Being a further example, let’s look at the situation when we need to access an array’s element by index:
class GetIntegerArrayElementByIndex {
public static void main(String[] args) {
int[] integerArray = {10, 6, 4, 23, 87, 1, 12, 1004};
int indexOfRequiredElement = 5;
if (indexOfRequiredElement < integerArray.length) {
int element = integerArray[indexOfRequiredElement];
System.out.println(element);
}
}
}
In this case, regardless of the number of elements in the array, we perform a fixed number of operations – roughly speaking, these are 3 operations (checking the index, getting the element by index, output to the console). This number of operations will remain the same with 100 elements in the array, and at 1,000,000.
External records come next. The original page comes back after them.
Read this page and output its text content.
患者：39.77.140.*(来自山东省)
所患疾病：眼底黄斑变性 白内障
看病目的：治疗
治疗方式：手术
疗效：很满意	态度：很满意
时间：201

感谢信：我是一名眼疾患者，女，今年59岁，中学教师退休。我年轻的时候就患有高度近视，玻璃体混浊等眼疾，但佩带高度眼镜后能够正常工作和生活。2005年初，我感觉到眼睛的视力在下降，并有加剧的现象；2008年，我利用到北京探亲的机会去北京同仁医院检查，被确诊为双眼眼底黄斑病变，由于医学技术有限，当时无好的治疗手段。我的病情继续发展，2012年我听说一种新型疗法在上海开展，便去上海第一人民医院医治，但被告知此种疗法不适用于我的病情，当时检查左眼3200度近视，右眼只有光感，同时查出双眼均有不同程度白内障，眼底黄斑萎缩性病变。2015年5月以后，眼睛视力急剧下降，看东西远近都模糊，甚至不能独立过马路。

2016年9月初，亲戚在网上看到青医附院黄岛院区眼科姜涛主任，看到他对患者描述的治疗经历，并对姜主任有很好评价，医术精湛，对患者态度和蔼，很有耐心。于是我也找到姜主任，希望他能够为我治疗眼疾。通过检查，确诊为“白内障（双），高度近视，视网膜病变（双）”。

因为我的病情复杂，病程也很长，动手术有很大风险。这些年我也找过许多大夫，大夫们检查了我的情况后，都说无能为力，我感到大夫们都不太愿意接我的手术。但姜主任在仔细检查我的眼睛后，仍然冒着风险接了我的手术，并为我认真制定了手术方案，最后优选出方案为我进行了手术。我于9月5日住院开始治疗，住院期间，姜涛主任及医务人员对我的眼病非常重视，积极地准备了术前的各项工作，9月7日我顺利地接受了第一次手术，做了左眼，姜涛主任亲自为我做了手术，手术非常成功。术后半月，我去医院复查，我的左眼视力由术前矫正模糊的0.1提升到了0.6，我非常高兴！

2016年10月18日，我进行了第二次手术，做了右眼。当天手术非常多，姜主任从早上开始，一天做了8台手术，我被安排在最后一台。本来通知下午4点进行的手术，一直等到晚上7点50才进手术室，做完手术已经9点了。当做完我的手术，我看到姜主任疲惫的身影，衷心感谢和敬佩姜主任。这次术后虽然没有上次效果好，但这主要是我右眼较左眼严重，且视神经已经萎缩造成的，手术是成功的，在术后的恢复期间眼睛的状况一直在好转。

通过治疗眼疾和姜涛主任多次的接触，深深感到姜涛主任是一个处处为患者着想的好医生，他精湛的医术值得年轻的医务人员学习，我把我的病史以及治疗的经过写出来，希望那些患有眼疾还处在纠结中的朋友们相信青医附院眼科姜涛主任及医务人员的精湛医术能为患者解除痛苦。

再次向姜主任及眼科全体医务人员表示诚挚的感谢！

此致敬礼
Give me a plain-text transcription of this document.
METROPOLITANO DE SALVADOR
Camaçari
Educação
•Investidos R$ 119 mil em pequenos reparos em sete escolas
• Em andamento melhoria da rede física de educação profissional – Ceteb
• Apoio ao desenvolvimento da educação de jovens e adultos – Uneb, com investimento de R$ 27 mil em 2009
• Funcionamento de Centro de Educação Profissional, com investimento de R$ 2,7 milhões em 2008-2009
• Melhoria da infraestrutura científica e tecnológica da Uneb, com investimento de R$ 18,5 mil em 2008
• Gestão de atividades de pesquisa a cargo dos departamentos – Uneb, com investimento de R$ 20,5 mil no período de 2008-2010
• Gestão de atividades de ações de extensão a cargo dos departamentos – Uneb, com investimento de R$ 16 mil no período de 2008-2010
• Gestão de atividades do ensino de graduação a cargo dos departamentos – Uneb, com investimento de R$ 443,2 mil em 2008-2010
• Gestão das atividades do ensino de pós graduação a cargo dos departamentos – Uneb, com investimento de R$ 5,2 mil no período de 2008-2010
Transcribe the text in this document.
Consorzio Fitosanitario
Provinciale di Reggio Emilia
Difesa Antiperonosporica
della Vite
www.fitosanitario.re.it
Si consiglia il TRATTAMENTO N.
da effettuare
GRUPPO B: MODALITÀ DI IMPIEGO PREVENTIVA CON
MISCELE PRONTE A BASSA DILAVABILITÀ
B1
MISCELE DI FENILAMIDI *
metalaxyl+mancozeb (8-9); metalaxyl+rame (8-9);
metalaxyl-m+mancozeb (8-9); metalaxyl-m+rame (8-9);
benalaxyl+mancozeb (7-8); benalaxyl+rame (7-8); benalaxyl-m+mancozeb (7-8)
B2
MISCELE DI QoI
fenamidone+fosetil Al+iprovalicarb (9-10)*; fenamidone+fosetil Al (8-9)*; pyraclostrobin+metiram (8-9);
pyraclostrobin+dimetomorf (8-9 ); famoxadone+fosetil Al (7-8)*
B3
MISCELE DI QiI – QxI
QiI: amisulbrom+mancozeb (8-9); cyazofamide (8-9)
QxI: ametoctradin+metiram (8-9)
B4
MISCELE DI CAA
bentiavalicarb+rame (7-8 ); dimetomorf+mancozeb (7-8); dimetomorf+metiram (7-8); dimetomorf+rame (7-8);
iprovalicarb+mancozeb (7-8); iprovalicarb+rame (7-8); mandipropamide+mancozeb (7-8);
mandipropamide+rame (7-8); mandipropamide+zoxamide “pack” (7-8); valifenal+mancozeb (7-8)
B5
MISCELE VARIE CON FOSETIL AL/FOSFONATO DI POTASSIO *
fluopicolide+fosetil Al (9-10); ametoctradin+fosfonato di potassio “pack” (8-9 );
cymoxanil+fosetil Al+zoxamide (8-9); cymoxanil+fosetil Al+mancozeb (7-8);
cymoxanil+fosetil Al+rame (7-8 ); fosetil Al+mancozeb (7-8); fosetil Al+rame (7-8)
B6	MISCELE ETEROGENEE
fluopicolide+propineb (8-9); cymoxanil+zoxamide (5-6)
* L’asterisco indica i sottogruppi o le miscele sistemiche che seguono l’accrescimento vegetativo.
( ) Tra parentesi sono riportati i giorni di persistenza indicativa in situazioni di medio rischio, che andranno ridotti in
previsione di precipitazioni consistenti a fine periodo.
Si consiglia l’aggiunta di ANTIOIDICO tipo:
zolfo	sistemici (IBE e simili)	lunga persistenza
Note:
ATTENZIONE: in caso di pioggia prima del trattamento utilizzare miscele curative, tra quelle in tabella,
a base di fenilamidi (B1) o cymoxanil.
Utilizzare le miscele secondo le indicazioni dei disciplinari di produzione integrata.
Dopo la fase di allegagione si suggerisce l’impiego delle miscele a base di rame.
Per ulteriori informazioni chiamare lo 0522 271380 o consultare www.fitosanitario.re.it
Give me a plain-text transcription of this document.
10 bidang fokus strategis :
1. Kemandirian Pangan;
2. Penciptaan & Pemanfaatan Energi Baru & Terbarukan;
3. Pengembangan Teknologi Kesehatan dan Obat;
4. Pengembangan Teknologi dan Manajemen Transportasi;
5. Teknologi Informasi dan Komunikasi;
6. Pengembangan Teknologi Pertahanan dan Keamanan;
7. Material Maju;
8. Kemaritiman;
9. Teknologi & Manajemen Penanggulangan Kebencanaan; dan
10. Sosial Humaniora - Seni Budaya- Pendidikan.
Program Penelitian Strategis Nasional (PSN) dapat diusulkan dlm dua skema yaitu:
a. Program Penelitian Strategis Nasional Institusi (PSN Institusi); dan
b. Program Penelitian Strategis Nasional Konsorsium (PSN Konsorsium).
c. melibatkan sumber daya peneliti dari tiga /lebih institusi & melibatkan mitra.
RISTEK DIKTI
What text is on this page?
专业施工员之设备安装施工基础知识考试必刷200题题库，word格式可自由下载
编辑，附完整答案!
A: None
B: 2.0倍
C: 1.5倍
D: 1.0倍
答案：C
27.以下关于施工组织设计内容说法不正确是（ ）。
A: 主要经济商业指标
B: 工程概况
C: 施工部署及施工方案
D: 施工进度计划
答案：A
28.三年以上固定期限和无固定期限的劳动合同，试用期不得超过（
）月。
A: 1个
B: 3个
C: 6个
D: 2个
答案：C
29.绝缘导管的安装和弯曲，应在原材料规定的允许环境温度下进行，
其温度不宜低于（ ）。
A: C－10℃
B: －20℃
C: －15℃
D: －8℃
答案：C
Such complexity is called constant and is denoted by O (1).
It should be noted that if the number of operations is always 100, the designation will still be O (1).
And if we are O (10n) complexity, then the final notation will be O (n). This is called simplifying O-notation.
Examples of time complexity
Suppose we have a company. It has departments (a unique name) and employees (not unique names). Both employees and departments have an identifier (unique) and detailed information. Entities are ordered by name. We can drive into the list only one parameter in the search – the name. And in our system, intermittent failures occur (the search will fly, then the sort).
-
O (1) – search for detailed information of the department by name. Since we know for sure that the name of the department is unique, by typing the name of the department into the search, we will get all the data on it.
-
O (1) best case – we are looking for an employee by name and the first employee in the list is the one we need.
-
O (n) – search for employee details by name. Sort broke. In the worst case, in our system, only employees and all employees have the same name (the world of Edward). In this case, we are directly dependent on the number of employees in the system. We will have to go through all the employees and compare by identifier and look for detailed information.
-
O (log n) – we broke down the search and we just see the pages with employees and departments. Search by name Cyril. Suppose we have 100 pages, each of which has 50 employees/departments. Order by name is preserved. We open to page 51 and look at the first entry and see that this is Oleg. This means pages 51-100 do not fit exactly. We turn to page 25 – first entry – Igor. Drop the pages 1-25. We open to page 13 and the first name is Kirill with the identifier we need.
This way, we finish discussing the algorithms and data structure.